Между Шурой и Егором было решено после того, как они вечером побывали у Даши и увидели ее ослабевшей, расстроенной и совершенно растерявшейся от горя, что Егор поедет сопровождать ее до Белодворья. Когда Шура сказала об этом Даше, та в ответ написала на бумажке: «Я вам очень благодарна. И Емельян будет благодарен. Расходы мы берем на себя. Пожалуйста, не возражайте». Пока Шура с Егором читали эту записку, Даша достала деньги на билет и протянула их Егору, глядя на него своими красивыми и печальными теперь глазами. Всю нижнюю часть лица, как всегда, она прикрывала концом накинутого на плечи темного шарфа, и между этим темным шарфом и гладко причесанными назад волосами были видны лоб и глаза, молчаливо говорившие Егору: «Берите, чего же вы?»

— Что вы, — возразила Шура, смущаясь и оглядываясь на Егора. — Вам же самим…

«Пожалуйста», — просили глаза Даши.

— Вы не волнуйтесь, — сказал Егор, беря из рук Даши деньги и кладя их на стол. — У нас пока есть, а потом посмотрим. Потом, — добавил он. — А утром я заеду за вами.

«Конечно, заезжайте, я буду готова и буду ждать вас», — выразили глаза Даши.

В одиннадцатом часу, простившись, Шура и Егор вышли от Даши и направились домой.

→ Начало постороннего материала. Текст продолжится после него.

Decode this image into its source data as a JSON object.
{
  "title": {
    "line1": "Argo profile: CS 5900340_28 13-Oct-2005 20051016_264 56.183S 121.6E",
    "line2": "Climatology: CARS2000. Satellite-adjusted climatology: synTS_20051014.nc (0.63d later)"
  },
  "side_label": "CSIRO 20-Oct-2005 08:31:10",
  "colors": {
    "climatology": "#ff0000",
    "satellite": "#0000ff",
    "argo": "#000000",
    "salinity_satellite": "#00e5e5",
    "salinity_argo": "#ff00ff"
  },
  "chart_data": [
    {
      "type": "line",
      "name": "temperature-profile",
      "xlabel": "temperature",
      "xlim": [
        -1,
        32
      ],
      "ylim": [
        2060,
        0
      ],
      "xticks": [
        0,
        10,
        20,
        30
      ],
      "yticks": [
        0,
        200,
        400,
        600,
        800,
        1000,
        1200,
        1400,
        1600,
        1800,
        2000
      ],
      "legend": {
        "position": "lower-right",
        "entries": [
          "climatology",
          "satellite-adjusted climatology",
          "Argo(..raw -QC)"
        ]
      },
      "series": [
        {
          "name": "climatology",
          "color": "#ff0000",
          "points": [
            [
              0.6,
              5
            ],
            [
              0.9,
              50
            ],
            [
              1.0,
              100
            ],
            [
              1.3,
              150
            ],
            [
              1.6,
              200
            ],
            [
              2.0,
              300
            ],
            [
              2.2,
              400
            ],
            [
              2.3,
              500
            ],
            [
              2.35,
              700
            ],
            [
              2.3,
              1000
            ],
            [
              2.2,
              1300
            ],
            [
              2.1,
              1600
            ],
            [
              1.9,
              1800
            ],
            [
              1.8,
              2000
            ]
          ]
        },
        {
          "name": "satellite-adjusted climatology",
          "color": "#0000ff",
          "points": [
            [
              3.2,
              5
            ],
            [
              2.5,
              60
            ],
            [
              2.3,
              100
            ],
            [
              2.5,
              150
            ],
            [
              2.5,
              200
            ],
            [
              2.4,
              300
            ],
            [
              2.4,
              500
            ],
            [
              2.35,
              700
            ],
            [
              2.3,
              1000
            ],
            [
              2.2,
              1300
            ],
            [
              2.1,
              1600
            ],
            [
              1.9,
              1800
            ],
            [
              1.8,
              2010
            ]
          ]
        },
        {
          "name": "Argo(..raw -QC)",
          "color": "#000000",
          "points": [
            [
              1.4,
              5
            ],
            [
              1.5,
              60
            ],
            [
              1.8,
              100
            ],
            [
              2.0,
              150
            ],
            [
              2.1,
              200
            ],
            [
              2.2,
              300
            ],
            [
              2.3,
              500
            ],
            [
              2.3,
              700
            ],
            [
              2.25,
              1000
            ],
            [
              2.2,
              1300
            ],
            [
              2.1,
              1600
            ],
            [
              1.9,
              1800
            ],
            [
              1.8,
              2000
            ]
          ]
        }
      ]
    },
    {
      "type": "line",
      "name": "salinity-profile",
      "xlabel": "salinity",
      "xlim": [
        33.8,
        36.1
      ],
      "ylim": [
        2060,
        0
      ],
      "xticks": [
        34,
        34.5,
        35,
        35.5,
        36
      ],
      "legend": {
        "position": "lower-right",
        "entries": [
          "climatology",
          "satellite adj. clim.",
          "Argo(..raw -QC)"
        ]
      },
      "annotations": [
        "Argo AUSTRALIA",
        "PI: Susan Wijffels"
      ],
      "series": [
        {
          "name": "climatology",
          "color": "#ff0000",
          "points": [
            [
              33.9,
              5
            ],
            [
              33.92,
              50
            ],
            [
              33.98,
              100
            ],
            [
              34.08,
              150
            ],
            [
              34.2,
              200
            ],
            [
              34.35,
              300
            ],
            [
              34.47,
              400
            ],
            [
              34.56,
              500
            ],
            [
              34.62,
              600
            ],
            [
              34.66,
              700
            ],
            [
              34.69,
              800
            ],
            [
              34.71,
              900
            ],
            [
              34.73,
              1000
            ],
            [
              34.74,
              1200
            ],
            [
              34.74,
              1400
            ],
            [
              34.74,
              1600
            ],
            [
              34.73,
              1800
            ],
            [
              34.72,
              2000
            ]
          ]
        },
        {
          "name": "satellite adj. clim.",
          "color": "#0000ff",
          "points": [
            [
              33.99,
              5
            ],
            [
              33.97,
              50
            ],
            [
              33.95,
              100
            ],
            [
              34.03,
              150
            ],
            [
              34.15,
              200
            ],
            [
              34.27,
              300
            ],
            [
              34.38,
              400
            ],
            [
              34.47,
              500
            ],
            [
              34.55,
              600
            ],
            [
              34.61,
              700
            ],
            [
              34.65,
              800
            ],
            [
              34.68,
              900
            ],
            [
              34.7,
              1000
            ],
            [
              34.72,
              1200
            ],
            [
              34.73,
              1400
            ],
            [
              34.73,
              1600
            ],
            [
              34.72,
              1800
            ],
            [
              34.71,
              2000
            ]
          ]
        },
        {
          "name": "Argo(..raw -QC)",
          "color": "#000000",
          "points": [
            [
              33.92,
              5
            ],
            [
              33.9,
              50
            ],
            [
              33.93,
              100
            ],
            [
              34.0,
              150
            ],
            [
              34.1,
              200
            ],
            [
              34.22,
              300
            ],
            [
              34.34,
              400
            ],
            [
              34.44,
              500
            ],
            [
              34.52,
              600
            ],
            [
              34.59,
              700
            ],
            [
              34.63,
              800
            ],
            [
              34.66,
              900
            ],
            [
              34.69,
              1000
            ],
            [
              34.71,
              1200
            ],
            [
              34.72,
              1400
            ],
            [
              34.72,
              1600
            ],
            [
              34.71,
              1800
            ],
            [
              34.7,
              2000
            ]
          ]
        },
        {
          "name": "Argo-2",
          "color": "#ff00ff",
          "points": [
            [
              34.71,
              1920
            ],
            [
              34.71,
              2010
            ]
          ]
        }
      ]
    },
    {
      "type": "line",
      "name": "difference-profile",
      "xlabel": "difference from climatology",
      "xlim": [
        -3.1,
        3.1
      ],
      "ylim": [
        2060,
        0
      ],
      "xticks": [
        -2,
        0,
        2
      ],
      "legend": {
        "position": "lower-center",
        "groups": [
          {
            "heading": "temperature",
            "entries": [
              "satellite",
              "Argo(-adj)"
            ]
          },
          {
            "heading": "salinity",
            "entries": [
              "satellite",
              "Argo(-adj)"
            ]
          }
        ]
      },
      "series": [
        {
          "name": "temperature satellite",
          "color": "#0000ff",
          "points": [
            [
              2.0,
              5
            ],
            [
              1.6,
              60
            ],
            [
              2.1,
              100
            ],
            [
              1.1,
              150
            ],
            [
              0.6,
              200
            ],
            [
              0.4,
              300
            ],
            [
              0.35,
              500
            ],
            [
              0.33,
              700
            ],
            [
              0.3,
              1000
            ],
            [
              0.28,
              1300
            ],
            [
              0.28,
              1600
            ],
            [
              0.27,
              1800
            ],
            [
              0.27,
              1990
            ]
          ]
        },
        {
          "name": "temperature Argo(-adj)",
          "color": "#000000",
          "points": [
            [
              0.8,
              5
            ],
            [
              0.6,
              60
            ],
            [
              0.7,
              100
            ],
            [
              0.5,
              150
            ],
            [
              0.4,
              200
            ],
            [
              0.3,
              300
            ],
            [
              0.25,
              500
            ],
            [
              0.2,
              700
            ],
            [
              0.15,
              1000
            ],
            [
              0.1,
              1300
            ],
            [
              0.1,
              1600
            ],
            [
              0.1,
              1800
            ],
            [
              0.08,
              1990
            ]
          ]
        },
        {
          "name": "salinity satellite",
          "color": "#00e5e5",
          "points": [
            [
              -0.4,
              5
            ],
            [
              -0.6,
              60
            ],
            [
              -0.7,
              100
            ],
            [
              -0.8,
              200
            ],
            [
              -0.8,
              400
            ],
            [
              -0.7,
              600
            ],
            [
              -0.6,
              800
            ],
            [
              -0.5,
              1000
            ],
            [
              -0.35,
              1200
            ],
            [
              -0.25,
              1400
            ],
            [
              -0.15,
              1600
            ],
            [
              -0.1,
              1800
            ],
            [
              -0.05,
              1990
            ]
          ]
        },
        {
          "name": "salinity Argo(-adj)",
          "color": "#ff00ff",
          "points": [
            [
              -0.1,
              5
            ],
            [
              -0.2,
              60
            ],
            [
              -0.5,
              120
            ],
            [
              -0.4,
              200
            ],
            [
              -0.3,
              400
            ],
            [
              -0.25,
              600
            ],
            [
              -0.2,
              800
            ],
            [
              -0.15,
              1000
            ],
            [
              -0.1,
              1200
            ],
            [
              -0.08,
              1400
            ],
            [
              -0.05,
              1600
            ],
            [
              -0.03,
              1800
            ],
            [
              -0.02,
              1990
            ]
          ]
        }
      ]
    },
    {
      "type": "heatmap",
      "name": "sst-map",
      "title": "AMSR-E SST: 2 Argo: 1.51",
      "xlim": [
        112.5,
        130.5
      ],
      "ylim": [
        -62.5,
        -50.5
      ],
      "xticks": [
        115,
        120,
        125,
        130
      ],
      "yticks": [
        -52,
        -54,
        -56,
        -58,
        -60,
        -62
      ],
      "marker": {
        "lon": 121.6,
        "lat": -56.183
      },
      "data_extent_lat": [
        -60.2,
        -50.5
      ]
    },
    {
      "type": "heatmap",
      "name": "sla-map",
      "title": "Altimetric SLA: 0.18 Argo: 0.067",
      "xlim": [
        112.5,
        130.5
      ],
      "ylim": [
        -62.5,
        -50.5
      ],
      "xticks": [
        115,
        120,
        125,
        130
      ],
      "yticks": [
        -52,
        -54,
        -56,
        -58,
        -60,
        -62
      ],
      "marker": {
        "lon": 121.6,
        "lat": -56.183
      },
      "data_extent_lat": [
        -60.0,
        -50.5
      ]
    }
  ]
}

Как ни казалось Шуре, что она весь день думала о горе, какое постигло семью Богатенковых, как ни велико было испытываемое ею беспокойство и желание помочь им (хотя бы уж этим: пойти к Даше, проведать и утешить ее), когда она вместе с Егором выходила от Даши, она чувствовала, что все ее прежние переживания были лишь тенью той жалости, какая охватывала ее теперь. Ей казалось, что она и Егор оставили Дашу успокоенной, что письмо Прасковьи Григорьевны, переданное ей, произвело на нее нужное, утешающее действие, хотя на самом деле Даша только сильнее разволновалась, прочтя его и вспомнив о милой белой Сонюшке, и лишь держалась и не выказывала это свое волнение. Шуре казалось, что Даша, теперь именно успокоенная, разбирает постель и ложится спать, тогда как в эту самую минуту Даша, подойдя к столу и взяв трубку, слушала по телефону брата, глаза ее наполнялись слезами, и она уже не прикрывала нижнюю часть своего лица, потому что брат то и дело спрашивал: «Ты слышишь меня, Даша?» — и ей нужно было отвечать ему, и она отвечала, выдавливая из себя сквозь слезы негромкие, похожие на мычание звуки: «Уу-уу».